Wednesday, December 26, 2012

The power of thought - an ever evolving video frontier


This Christmas present was bought for a friend who is a a keen gardener, worms and I'm about to eat this one. Yum!

Fancy one?

No, I'm not pinning for a spot in "I'm a celebrity get me out of here", where all sorts of grubs are consumed with creased faces. This action perhaps captures the eloquence of that mystifying subject, semiotics.

Here's the box the worms came in.



The image is of worms, which is the mental image - the signified. Worms. YUK! But look closely and its chocolate made to look like worms.

Through out art and cinema this play of the mental image and the image proper has been the crux of creativity on the one hand and in the hands of the despot, demagoguery.

With respected film makers we value its use. In fictional films, a light extinguishing with youngsters walking in an empty house evokes fear and imminent danger. With image makers whose lack of film knowledge is questionable, we are left unsure of any use of motifs, and their thinking.


Why is that?

You probably have a few good reasons yourself. But one of the more compelling is whether the film maker understands the implications and intentionality of the use of the image.

The worm-chocolate image is in fact quite literal as an example.

More complex events that are wrapped in cultural schema require more complex and dialectically subtle interpretations for the filmmaker to put them on the screen for you and I to negotiate.
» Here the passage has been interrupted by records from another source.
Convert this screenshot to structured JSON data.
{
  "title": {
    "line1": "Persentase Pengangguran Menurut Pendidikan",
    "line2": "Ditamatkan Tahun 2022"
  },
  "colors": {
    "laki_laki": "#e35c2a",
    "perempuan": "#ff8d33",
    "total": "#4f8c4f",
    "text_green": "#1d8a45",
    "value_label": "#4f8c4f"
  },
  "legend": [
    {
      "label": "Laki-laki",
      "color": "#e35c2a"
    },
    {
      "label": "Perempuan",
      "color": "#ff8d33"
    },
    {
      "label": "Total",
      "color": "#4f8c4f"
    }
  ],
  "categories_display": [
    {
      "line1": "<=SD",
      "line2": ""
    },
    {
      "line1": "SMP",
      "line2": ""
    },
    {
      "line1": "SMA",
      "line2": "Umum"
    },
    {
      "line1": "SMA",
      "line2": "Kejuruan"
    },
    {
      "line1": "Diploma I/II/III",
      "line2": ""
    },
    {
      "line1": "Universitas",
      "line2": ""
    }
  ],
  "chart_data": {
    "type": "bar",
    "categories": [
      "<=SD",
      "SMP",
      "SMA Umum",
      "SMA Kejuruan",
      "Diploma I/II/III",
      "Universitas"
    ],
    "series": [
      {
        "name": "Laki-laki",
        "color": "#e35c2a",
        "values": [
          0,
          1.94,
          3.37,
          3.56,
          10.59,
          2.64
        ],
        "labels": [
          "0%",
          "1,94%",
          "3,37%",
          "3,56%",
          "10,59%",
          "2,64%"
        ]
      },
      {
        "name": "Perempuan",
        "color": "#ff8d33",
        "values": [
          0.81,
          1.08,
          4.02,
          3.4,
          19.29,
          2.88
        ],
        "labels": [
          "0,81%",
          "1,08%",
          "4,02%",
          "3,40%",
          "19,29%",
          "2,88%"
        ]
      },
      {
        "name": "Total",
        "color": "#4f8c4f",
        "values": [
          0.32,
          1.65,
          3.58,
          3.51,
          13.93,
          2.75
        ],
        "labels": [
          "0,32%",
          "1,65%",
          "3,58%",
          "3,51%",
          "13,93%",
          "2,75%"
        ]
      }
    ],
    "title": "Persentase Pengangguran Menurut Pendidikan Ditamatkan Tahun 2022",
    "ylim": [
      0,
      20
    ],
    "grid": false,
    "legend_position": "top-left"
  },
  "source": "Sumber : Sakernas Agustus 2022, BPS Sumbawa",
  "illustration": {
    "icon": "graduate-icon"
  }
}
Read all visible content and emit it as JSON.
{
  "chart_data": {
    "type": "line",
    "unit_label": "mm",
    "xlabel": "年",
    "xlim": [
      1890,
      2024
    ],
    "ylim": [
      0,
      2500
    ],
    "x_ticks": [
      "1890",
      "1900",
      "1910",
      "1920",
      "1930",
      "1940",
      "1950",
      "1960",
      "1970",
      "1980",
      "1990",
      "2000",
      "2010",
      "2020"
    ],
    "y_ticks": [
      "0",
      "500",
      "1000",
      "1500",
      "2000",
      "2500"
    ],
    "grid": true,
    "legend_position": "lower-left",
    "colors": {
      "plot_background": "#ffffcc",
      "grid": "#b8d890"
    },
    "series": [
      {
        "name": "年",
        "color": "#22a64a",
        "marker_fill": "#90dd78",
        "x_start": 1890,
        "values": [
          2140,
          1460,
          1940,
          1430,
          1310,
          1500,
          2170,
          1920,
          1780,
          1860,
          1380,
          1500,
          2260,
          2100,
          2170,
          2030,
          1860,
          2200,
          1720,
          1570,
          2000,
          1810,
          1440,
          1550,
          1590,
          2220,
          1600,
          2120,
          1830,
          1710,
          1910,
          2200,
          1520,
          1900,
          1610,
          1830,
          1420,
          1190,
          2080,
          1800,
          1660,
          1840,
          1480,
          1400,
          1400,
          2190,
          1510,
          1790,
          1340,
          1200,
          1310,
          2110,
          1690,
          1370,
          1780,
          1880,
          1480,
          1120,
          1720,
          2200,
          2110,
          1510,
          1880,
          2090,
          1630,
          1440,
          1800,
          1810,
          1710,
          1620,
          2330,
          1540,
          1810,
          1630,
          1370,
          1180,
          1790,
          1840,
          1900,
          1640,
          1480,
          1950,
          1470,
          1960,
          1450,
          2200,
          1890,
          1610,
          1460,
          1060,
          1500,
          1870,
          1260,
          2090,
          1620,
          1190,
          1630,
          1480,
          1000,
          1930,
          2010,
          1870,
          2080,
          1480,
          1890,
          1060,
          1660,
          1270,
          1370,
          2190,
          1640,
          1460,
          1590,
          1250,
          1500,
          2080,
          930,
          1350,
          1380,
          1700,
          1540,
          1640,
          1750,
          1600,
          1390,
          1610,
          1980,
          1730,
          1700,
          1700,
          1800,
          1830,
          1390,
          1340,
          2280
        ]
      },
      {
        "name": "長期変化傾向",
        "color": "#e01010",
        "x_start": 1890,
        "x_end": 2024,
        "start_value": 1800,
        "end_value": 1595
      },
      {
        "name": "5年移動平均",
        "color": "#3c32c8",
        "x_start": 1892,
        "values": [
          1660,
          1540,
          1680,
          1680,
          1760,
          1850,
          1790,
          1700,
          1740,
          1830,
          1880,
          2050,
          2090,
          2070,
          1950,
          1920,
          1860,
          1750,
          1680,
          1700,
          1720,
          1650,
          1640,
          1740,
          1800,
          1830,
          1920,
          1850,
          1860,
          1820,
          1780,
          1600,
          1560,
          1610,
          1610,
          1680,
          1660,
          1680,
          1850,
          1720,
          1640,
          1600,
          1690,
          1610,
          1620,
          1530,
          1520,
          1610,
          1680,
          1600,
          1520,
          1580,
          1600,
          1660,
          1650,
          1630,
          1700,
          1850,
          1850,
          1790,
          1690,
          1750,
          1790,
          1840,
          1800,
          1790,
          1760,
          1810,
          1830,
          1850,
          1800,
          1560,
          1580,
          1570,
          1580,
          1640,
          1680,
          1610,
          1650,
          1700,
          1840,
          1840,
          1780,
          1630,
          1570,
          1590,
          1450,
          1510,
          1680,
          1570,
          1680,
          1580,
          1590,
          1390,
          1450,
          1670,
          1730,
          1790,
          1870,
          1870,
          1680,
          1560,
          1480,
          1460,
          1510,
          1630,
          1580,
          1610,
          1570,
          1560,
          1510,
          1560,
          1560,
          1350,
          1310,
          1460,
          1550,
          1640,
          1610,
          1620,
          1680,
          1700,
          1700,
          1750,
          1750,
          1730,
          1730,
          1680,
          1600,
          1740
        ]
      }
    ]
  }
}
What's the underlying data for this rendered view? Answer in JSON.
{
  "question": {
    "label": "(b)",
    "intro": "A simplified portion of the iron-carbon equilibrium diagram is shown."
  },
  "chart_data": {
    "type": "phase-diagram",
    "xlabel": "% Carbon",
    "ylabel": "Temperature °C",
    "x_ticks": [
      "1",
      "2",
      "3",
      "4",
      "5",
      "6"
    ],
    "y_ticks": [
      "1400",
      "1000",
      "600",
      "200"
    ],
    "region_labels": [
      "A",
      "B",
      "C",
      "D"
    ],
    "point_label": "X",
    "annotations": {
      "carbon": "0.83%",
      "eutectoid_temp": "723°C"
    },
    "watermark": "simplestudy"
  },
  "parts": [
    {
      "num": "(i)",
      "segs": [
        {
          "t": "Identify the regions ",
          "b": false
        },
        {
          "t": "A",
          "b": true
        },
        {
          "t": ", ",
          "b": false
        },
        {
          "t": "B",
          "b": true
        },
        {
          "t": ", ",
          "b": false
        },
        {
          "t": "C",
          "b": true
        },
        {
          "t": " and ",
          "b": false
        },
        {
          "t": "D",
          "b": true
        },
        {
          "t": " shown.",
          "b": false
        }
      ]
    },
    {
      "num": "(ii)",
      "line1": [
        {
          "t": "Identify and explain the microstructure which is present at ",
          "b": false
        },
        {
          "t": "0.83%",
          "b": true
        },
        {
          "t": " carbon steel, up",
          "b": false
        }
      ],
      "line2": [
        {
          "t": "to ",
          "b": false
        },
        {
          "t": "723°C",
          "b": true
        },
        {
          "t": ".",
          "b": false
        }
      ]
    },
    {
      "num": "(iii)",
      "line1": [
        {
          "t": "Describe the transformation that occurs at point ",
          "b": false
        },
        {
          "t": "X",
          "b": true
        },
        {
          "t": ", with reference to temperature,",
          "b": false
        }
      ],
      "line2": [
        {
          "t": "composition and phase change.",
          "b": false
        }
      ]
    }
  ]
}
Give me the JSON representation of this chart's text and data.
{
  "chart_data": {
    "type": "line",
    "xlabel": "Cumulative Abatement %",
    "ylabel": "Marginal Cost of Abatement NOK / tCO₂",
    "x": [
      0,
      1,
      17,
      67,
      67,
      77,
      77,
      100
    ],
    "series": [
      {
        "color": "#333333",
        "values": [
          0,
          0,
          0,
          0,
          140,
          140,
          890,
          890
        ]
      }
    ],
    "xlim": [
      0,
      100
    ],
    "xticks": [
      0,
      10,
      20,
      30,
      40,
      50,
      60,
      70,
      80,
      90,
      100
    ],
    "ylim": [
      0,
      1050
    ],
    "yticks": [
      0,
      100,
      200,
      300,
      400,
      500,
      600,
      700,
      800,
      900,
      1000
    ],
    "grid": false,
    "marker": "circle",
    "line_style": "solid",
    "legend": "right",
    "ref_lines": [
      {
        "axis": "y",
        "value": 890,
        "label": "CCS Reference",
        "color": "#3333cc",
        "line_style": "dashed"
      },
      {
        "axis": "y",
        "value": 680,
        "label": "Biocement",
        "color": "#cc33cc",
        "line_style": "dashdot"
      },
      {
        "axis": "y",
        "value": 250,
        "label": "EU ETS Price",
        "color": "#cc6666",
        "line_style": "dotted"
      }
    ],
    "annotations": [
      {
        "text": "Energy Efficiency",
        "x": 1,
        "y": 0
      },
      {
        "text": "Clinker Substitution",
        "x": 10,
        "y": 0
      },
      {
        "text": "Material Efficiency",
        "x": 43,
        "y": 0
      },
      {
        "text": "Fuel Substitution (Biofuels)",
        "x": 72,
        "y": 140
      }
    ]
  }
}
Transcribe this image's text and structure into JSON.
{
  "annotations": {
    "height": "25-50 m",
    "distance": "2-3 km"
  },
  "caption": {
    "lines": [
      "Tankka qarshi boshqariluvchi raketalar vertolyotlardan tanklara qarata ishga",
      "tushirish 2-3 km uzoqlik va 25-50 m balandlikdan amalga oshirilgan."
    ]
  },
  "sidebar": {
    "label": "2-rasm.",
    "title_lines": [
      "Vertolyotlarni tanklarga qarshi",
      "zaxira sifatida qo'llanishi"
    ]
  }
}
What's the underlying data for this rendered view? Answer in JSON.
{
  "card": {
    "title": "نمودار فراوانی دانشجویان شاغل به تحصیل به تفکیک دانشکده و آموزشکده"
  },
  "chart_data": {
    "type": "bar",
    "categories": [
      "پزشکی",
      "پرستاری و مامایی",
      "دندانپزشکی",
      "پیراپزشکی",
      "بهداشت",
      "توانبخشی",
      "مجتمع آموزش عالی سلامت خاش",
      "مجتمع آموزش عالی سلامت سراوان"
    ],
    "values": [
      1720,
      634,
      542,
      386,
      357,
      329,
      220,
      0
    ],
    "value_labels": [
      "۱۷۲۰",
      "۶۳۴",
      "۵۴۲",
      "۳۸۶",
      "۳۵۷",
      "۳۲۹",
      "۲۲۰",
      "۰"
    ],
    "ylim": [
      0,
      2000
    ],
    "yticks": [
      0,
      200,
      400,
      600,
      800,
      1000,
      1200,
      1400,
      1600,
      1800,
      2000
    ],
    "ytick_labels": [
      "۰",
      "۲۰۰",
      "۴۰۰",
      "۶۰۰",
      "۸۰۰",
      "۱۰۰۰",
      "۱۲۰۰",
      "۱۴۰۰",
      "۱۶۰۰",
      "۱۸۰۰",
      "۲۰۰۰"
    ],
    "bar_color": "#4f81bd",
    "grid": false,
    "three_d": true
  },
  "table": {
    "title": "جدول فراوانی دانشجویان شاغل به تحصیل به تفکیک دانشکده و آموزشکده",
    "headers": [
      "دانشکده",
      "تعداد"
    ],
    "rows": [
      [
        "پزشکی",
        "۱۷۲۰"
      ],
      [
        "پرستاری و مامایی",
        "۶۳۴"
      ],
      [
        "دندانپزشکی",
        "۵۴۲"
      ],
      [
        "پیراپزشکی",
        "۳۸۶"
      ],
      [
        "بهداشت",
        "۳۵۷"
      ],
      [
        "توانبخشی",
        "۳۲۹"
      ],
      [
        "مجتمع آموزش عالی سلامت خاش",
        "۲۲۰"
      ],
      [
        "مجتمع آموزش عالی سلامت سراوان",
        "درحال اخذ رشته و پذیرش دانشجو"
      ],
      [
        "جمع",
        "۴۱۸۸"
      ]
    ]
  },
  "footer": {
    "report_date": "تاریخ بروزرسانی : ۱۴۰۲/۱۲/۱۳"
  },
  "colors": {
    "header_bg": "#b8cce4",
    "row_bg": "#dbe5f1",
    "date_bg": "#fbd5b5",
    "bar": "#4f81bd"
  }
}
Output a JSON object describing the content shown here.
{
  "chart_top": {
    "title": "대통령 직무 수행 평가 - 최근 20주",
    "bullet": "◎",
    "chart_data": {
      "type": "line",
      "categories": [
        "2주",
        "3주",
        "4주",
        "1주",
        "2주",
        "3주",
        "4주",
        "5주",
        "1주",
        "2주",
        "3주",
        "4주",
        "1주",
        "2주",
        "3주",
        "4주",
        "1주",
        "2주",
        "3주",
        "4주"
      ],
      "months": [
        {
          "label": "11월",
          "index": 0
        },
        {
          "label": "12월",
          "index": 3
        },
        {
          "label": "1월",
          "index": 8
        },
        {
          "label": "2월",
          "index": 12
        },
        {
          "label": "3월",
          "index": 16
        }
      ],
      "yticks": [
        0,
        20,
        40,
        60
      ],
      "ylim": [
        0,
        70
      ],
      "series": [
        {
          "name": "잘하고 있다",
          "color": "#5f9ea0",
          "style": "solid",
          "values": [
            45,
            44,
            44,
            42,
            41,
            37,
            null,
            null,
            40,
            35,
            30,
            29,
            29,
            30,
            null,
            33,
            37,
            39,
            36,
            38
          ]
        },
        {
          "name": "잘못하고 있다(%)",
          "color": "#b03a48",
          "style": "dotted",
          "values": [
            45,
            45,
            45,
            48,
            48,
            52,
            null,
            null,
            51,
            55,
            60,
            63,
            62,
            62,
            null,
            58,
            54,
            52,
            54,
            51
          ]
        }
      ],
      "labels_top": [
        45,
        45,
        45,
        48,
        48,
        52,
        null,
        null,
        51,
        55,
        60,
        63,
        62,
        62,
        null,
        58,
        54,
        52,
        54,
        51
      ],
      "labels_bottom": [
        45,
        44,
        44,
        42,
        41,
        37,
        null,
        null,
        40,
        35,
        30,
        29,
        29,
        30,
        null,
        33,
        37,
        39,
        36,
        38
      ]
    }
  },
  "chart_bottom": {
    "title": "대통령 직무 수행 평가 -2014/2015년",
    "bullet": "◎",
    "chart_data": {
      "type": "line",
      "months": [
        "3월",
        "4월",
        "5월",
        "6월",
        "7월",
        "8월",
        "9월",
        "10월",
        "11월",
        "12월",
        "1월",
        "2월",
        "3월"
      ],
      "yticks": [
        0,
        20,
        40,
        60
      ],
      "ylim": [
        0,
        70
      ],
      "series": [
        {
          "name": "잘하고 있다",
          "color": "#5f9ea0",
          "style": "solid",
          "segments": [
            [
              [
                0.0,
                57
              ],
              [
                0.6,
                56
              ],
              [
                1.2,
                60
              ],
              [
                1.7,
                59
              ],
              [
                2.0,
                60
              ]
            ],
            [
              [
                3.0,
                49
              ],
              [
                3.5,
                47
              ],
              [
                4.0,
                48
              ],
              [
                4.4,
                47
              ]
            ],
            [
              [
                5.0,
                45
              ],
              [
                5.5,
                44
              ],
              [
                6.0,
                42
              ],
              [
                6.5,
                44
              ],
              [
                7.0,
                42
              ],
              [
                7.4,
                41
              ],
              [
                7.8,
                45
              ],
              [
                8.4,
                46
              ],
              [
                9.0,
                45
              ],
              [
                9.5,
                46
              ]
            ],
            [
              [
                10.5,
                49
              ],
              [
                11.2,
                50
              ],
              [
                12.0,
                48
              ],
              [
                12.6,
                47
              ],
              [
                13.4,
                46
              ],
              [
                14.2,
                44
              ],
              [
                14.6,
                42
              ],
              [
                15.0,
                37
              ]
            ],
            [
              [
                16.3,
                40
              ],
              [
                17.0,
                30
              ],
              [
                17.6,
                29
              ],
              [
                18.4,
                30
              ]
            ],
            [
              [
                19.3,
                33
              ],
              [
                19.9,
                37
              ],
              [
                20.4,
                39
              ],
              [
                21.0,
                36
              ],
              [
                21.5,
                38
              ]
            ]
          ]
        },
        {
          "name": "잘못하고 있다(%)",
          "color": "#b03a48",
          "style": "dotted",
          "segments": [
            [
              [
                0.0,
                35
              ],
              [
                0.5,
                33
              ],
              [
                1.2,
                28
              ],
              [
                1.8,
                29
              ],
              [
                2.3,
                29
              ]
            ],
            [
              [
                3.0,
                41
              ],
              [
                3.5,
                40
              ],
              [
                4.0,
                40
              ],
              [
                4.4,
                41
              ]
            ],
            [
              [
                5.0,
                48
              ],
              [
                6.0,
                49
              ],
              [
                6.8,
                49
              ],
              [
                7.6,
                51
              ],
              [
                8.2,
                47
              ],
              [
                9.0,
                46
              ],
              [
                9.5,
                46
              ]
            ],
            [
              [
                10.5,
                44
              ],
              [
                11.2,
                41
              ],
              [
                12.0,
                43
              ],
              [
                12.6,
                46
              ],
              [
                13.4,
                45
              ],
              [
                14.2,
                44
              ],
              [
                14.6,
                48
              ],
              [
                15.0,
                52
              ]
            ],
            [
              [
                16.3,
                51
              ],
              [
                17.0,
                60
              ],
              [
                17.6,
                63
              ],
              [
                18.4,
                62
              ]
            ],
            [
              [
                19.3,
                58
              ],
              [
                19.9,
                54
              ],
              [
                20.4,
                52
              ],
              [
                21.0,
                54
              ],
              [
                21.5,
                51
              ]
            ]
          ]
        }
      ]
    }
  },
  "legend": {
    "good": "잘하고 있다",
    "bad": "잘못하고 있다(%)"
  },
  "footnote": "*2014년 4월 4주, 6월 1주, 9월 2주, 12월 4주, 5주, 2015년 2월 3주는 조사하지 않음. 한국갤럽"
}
As the viewers we then make our own independent connections. But if the video maker has done her homework, we veer closer to her intentions.  However the power of thought is as much  a socio-cultural phenomena.

What works in India may not necessarily carry in the US and even within a region there will be differences.

Appreciating our differences is at the very heart of great image making, but paradoxically acknowledging that strong critique is welcome in most places is another.

And in critiquing, there exists a state of objectivity where we steer away from the personal to the intelligible. The power of thought is indeed powerful, but great image making attempts to understand the effect of these thoughts upon us.